As I see it, colonisation was largely the inevitable dominance of a more legally and materially developed European civilisation, when it came into contact with the Maori, who although not a backward or unsophisticated people, because their divided tribal political model meant they were unable to present a united resistance were thus overwhelmed.
It is useful to not overlook the vital assistance provided to the Government troops in the New Zealand Wars, by Maori irregulars keen to settle scores with old tribal enemies. If not for their efforts, the tribes may well have never been conquered as they were and indeed colonisation may well have proceeded differently. But wars change history, and all wars have winners and losers, however much we may wish to pass judgement on their motives and methods centuries later.
If by ‘partnership’ you mean full Maori engagement with the wider world on equal terms, then who could argue with that? But if you mean some ill-defined form of ‘dual sovereignty’, that may or may not be democratically acceptable to the whole of New Zealand society…. then regretably you’ll just have to keep on lumping me in with Ian Wishhart.
The soooner MMP goes the better, and it can take the Greens with them, there has never been one party that has supported Bigorty more than Greens.
The soooner MMP goes the better
Democracy all too much for you there Brett? Should we just bin the whole thing and go back to a hereditary monarchy while we’re at it?
there has never been one party that has supported Bigorty more than Greens.
I must admit I’m intrigued. Just how do you twist your view of the world to arrive at that bizarre conclusion?
If you think these improvements are very good, Steve, then you are even less ambitious for New Zealand than John Key. There is a lot more we could be doing and this is the barest scratching of the surface- my biggest fear here is that posts like this one and other similar stories will give the public the impression that the ETS that passes this term is adequate enough to address our own contribution to climate change, and to manage its effects on the New Zealand economy, which couldn’t be further from the truth.
Clark’s pretty clear she’s not going to dismiss Winston until she hears back from the privileges committee, (which is good enough for me) and there’s no way he can argue with that. I don’t see any real way out of their support for the ETS and the wider coalition for NZF until next election- and that “way out” is likely to be the one the wider voting public has been hoping for for some time. 😉 Let’s hope any disenfranchised NZF supporters demand good policy and accountability if they change allegiance- regardless of who they might change to. That said, predicting the death of NZF or Winston is kinda like throwing a boomerang and forgetting about it- you have a tendency to get hit in the head by your mistake when you least expect it.
Ari – There’s always a lot more we could be doing; you’ve got to start somewhere.

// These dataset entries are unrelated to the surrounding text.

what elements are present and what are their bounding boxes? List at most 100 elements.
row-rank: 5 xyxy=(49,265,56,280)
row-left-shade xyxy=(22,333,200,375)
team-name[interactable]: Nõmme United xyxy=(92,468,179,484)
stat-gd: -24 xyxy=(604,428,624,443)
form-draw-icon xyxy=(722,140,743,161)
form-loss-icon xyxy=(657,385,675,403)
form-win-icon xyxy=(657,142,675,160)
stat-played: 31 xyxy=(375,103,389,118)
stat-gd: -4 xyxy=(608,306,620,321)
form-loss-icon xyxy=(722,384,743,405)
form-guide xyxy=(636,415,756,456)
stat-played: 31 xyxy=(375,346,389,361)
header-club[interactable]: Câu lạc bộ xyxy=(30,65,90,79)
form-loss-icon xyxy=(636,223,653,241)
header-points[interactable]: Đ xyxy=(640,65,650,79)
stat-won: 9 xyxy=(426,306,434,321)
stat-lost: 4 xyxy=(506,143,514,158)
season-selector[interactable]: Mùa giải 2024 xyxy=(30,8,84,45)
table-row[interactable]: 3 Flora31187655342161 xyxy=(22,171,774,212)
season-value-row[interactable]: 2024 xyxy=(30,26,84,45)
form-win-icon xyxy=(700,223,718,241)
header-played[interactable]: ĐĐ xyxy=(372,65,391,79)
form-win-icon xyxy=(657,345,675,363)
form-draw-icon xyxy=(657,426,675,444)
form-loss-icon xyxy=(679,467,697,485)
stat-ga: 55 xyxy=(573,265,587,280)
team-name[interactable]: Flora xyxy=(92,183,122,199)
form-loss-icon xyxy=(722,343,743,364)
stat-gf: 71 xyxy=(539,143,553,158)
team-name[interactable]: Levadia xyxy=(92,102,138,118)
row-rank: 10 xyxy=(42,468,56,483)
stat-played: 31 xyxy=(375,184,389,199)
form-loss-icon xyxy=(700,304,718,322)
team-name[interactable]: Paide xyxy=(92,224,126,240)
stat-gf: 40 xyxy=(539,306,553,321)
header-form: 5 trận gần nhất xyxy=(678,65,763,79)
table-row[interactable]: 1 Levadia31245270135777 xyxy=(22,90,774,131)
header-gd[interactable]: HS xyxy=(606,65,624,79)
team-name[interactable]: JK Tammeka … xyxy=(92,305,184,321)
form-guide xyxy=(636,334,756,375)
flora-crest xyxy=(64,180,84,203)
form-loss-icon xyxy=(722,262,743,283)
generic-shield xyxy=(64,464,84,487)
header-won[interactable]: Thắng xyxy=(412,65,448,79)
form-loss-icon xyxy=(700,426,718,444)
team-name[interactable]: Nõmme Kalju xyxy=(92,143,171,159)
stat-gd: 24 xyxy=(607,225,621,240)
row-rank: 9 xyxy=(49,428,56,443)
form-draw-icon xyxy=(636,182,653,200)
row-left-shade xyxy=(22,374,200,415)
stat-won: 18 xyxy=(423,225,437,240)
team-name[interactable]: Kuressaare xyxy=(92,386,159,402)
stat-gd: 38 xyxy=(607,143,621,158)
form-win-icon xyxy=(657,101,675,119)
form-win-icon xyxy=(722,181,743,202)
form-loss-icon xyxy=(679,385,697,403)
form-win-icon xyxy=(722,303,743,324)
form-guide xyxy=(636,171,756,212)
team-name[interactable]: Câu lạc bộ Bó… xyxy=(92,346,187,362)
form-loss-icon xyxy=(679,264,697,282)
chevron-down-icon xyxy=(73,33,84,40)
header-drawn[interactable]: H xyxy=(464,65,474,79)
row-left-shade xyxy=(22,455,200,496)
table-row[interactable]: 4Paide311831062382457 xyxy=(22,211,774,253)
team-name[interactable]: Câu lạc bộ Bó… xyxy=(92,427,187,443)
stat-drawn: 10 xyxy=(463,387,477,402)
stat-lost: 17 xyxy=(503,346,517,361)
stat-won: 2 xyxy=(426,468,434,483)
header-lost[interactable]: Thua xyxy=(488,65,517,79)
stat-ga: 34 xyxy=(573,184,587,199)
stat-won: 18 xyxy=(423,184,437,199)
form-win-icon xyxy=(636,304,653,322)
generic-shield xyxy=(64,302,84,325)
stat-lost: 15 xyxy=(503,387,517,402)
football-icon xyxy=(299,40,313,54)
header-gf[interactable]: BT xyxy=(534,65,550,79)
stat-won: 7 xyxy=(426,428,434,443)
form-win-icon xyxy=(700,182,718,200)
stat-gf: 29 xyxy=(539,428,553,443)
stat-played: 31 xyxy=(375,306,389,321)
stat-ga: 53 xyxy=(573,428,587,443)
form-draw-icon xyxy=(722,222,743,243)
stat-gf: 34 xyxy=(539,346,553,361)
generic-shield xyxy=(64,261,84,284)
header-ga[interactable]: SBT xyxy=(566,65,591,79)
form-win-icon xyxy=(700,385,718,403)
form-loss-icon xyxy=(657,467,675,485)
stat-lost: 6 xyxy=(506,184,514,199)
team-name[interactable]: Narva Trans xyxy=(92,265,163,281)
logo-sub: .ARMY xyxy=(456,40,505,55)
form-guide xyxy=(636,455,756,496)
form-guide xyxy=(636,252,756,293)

Consider that 5 years ago climate change and peak oil were barely even grazing the public conciousness. Sure – there was Kyoto – but it hadn’t come into effect and (as evidenced) wasn’t REALLY being thought about even at a political level in NZ. Now we’ve got a framework that, despite it’s weaknesses, creates a structure and begins to put the right incentives in place.
We’ve FINALLY got an internal market force that will encourage emissions reduction. That is a fantastic thing, and the Greens were right to support it now.
I think ’08Wire put it quite well: “The Greens are voting for the ETS. Good. But they are calling for a better ETS. Good.”
Transport emissions are going to fall anyway, because the marginal cost of oil is already high enough to foster a move away. Agriculture I know almost nothing about, but it’s damned certain that having the ETS as it exists now increases the odds that we’ll have one addressing agricultural emissions in 10 years time.
The world will not end if we don’t move to address agricultural emissions tomorrow… or it it will, then it was going to anyway. Trying to do everything at once usually leads to acheiving nothing.